Castelritaldi, il gesto estremo di un pilota: salva il passeggero e muore nello schianto dell’ultraleggero
Nel pomeriggio di giovedì, nei cieli sopra Castelritaldi, si è consumata una tragedia che ha il volto dell’eroismo. Un pilota settantenne, a bordo di un velivolo ultraleggero, ha compiuto una scelta estrema nel momento più critico: salvare il passeggero, anche a costo della propria vita.
Secondo quanto ricostruito finora, durante un volo di routine, l’aereo ha improvvisamente manifestato un’avaria.
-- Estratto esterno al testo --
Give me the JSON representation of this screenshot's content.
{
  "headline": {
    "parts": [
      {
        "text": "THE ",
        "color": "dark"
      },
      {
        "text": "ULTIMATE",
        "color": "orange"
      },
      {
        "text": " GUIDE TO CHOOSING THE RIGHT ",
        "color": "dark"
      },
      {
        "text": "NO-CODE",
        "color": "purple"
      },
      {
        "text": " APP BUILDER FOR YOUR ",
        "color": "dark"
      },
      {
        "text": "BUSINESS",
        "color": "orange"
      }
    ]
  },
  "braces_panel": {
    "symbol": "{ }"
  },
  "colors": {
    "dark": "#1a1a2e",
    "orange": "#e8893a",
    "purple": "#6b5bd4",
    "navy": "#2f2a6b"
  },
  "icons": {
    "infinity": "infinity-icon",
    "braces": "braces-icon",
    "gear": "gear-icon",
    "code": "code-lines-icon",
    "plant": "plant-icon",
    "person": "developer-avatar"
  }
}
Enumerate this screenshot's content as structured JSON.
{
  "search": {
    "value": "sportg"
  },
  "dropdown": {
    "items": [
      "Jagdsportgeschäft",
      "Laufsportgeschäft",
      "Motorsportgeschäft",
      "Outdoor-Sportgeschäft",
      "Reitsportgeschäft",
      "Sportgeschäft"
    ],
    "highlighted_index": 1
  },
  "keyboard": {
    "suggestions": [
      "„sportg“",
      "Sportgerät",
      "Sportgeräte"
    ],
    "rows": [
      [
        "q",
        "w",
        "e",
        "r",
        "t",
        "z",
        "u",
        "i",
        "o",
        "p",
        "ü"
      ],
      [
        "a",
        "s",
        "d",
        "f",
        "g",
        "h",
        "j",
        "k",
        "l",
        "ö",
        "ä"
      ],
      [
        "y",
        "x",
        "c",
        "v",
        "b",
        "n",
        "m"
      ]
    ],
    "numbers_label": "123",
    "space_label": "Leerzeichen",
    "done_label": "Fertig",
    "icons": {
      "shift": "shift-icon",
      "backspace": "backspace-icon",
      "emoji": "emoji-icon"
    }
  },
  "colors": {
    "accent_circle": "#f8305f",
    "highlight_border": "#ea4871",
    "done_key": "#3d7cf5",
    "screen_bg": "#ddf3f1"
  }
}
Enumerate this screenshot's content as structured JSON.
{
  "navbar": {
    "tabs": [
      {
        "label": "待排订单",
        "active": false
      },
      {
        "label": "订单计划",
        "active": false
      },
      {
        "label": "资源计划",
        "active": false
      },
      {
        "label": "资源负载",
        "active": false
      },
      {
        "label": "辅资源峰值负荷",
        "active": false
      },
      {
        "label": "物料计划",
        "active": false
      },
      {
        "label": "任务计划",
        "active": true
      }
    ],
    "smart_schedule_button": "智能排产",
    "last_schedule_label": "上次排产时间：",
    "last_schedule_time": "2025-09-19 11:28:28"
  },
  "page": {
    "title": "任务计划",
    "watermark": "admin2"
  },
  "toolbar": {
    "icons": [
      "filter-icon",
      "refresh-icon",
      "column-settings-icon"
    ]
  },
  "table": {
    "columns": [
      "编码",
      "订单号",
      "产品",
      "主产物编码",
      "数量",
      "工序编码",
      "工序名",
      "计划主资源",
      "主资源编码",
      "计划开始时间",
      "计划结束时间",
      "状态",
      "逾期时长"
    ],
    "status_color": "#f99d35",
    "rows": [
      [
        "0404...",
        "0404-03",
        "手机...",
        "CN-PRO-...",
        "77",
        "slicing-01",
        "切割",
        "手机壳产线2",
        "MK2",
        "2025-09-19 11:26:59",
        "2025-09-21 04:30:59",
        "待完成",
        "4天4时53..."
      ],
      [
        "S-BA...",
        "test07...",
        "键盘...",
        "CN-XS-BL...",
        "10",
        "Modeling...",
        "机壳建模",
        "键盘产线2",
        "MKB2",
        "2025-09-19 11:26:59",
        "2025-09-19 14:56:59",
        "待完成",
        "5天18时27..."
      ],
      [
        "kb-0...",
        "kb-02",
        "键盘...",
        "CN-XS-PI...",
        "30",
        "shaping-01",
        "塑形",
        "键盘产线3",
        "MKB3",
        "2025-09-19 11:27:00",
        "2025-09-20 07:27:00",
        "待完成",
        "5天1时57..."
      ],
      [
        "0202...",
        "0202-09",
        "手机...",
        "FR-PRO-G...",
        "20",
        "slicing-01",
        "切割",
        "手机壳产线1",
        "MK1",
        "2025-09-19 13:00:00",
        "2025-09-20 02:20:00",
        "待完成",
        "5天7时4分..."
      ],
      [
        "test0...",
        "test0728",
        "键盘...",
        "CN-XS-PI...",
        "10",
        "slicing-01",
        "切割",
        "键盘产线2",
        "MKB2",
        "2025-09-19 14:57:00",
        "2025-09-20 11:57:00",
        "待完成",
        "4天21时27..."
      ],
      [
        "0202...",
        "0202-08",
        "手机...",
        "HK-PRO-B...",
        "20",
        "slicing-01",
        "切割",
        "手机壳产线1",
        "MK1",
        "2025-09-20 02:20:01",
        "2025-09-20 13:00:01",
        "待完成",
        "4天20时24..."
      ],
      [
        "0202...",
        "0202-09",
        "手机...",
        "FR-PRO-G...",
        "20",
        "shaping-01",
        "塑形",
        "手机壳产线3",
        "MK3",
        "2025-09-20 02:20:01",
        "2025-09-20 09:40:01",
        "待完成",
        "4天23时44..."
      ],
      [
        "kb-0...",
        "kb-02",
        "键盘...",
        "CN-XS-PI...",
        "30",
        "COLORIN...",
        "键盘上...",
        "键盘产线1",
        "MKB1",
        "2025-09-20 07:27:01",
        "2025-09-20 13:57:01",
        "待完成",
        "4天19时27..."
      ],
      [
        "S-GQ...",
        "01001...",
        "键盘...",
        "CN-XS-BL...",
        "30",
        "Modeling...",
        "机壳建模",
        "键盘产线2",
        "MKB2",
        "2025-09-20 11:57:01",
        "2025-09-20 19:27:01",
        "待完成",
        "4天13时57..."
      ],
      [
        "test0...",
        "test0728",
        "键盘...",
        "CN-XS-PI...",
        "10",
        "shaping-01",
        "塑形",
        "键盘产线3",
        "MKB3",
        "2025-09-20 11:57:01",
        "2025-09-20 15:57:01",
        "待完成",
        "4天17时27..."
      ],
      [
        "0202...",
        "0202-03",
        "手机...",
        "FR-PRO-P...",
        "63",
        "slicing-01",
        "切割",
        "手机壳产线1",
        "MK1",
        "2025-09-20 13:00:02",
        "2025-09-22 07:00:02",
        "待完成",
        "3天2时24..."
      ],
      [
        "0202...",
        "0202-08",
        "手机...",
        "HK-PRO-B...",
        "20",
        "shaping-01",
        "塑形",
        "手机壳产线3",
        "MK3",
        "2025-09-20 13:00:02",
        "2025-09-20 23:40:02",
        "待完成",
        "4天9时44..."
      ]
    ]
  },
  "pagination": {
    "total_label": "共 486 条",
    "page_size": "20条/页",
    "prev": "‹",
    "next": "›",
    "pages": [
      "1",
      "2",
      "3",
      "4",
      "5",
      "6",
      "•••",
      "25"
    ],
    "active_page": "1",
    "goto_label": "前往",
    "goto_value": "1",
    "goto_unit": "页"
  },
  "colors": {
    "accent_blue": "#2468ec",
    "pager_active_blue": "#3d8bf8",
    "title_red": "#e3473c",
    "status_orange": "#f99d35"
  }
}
Il pilota, con prontezza e sangue freddo, si è subito reso conto della gravità della situazione. Nonostante il pericolo imminente, ha mantenuto il controllo del mezzo quel tanto che bastava per tentare un’ultima manovra.
In quel momento drammatico, ha avvertito il passeggero – un giovane che sedeva nella parte posteriore dell’ultraleggero – invitandolo a lanciarsi fuori. Il velivolo, infatti, stava già volando a bassissima quota, e ciò ha reso possibile il gesto disperato ma decisivo.
Il giovane, pur riportando delle ferite a seguito dell’impatto con il suolo, è sopravvissuto. Le sue condizioni, secondo fonti ospedaliere, non sarebbero gravi. Pochi istanti dopo il salvataggio, l’aereo si è schiantato contro un edificio industriale della zona, incendiandosi subito dopo. Per il pilota, purtroppo, non c’è stato nulla da fare.
Le autorità sono immediatamente intervenute sul luogo dell’incidente
Nel frattempo, cresce la commozione nella comunità locale. Il pilota, descritto da chi lo conosceva come una persona esperta e scrupolosa, è oggi ricordato come un uomo che ha saputo trasformare un momento di panico in un gesto di generosità estrema. Ha scelto di restare ai comandi, garantendo al suo passeggero una possibilità di salvezza.
Una scelta che racconta, forse più di molte parole, il senso profondo del dovere e della responsabilità, anche nelle situazioni più difficili. In attesa che le indagini facciano luce su quanto accaduto, resta il ricordo di un gesto che ha salvato una vita e, al tempo stesso, ne ha consegnata un’altra alla memoria collettiva come esempio di coraggio silenzioso.